A Thousand Days In Venice by Marlena De Blasi
The authour was on vacation in Venice when she met a stranger named Fernando. Barely knowing one another, but suddenly and deeply in love, they made plans for her to sell her home, quit her job, and leave her life and grown children behind in America. She would move to Venice into his tiny, shabby apartment, and they would marry and start a new life together.
The story includes all the usual moving-to-a-foreign-place problems with government red tape, a new language to learn, cultural missteps, etc, but the heart of the story is the whirlwind romance. Romance stories have never been my cup of tea but in this one the authour wrote a lot about the people, streets and shops of Venice and for me that made it worthwhile. I didn't love it, but I didn't dislike it either.

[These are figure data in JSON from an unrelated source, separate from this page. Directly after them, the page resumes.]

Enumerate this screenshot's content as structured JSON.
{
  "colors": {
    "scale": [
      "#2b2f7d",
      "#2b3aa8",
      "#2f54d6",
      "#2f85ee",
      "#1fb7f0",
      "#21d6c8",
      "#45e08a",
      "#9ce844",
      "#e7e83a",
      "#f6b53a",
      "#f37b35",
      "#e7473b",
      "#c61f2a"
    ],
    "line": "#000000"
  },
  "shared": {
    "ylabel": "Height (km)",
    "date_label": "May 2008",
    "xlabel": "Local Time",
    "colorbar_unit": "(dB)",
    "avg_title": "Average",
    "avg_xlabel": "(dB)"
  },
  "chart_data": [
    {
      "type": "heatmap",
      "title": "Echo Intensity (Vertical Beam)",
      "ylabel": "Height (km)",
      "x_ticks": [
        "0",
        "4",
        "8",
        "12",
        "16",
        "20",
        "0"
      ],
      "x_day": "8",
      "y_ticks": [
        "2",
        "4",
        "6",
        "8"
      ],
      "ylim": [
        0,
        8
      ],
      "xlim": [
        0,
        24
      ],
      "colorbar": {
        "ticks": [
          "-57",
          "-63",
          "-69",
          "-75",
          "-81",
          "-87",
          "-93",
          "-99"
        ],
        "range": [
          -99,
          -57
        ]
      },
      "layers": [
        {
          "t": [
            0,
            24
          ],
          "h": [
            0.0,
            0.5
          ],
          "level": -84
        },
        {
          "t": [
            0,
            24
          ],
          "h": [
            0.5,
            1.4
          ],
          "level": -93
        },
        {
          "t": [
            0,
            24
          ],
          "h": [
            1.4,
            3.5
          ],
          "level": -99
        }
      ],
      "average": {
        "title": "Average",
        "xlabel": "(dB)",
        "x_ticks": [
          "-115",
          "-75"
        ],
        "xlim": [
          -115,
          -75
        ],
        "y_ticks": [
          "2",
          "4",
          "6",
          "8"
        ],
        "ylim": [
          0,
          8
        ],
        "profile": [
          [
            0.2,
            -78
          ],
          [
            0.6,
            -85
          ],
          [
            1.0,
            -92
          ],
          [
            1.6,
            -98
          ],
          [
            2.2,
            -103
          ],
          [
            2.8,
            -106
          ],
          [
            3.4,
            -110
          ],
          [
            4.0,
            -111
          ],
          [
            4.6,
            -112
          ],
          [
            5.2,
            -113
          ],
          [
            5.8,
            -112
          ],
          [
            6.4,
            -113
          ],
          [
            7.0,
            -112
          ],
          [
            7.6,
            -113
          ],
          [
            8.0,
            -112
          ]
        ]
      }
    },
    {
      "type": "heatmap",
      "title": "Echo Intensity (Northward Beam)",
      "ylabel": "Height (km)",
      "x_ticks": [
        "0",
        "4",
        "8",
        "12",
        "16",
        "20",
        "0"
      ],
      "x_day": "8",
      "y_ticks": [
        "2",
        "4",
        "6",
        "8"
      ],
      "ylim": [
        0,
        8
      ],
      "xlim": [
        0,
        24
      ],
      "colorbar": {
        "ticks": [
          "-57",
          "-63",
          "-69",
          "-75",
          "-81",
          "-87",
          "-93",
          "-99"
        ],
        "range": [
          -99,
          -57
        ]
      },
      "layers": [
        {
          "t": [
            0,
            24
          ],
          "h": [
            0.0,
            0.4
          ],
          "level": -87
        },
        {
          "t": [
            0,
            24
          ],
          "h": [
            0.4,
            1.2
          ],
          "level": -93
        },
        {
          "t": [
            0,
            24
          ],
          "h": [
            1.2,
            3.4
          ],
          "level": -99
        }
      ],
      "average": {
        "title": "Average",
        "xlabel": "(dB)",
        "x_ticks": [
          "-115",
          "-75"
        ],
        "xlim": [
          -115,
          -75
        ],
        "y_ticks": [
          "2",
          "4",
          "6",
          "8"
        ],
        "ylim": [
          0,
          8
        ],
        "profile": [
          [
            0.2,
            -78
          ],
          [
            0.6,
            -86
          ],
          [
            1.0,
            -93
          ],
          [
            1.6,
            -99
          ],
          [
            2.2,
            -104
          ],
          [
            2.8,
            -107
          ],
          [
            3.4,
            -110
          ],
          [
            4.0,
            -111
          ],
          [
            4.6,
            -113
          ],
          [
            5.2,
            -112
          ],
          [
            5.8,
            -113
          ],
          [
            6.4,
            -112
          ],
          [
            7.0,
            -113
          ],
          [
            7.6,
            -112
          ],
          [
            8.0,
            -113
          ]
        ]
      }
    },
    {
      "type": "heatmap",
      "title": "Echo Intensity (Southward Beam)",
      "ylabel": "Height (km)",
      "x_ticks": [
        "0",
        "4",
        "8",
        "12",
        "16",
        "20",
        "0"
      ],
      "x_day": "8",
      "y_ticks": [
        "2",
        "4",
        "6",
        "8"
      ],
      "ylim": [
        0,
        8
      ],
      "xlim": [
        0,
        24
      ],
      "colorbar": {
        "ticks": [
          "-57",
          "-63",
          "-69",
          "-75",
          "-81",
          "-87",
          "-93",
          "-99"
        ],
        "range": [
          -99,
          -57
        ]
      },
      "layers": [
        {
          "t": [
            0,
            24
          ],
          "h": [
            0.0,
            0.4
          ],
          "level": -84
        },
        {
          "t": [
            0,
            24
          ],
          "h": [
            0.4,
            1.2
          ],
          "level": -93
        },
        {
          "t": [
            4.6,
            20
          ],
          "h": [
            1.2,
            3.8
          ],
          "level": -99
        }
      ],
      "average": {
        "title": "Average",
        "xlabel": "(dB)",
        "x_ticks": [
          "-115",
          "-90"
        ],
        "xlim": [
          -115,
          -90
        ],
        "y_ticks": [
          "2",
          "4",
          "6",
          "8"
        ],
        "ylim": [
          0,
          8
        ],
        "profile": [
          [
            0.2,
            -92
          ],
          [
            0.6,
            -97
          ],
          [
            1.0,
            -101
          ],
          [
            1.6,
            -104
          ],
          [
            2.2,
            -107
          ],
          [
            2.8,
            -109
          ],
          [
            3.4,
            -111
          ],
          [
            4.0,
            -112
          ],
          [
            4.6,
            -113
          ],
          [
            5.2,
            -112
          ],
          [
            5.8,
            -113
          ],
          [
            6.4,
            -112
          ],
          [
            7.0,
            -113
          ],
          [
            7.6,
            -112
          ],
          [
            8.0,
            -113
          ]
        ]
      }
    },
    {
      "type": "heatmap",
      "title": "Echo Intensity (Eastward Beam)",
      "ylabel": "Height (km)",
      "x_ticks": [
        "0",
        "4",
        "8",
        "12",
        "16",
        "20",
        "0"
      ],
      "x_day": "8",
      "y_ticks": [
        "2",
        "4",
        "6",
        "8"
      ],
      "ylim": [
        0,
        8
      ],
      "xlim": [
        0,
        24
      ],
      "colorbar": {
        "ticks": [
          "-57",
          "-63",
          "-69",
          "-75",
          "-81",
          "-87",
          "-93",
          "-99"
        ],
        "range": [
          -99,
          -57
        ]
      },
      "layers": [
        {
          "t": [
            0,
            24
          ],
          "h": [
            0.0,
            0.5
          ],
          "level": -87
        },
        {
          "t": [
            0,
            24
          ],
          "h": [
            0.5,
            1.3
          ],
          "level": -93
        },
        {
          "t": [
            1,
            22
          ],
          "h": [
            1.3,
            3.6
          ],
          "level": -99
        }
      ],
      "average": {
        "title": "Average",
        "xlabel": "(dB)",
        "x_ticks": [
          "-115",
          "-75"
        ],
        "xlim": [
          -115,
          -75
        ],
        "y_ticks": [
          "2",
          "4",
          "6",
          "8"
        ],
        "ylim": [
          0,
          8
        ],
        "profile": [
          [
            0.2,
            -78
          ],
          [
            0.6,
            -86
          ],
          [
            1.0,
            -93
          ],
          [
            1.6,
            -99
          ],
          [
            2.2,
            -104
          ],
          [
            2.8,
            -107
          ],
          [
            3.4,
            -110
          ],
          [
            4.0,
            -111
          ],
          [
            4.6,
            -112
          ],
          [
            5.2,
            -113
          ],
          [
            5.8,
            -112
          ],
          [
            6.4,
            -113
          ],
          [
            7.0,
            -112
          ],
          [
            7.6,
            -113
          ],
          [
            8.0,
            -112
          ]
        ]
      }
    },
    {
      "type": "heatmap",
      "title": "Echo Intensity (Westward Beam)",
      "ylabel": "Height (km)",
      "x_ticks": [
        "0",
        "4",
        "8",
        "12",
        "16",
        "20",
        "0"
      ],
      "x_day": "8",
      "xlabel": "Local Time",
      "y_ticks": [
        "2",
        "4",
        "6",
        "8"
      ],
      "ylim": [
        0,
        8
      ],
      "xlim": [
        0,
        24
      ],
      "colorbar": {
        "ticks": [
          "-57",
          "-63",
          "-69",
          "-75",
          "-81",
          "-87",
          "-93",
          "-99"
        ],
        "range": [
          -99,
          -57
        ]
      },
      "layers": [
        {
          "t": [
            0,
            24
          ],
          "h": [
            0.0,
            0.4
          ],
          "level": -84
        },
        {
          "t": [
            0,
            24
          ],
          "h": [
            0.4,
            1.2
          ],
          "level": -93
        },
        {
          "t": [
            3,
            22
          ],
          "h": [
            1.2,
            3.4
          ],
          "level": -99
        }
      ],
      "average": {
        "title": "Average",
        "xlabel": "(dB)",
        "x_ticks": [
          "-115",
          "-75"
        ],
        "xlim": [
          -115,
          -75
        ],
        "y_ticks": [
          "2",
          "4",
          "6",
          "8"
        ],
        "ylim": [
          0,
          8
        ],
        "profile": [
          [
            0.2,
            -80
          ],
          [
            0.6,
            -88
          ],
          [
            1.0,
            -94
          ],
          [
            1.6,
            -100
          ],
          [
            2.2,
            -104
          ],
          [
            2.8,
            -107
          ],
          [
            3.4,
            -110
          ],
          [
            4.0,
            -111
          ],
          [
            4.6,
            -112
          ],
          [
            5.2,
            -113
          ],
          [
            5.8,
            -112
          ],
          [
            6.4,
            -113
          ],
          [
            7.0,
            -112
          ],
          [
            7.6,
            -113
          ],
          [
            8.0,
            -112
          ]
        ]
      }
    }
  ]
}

This little book gives the reader only a small slice of their overall story; it ends as they are at another beginning. They renovated the Venetian apartment and got married, and the book was winding down when Fernando decided to quit his job. They sold the apartment, bought an inn and prepared to become innkeepers in another part of Italy, then the story ended. It didn't feel right stopping there but the title gives fair warning so I shouldn't have been disappointed.
Marlena De Blasi is an accomplished chef as well as a writer and has filled the last chapter with recipes from her time in Venice. I always appreciate a travel book more when it includes recipes, but here they are all clumped together at the end and it would have been nicer if they'd been sprinkled throughout and included as part of whatever story they belonged to.
All in all A Thousand Days In Venice was just ok for me. It was an entertaining interlude between other books, but I'm afraid I found it less than memorable.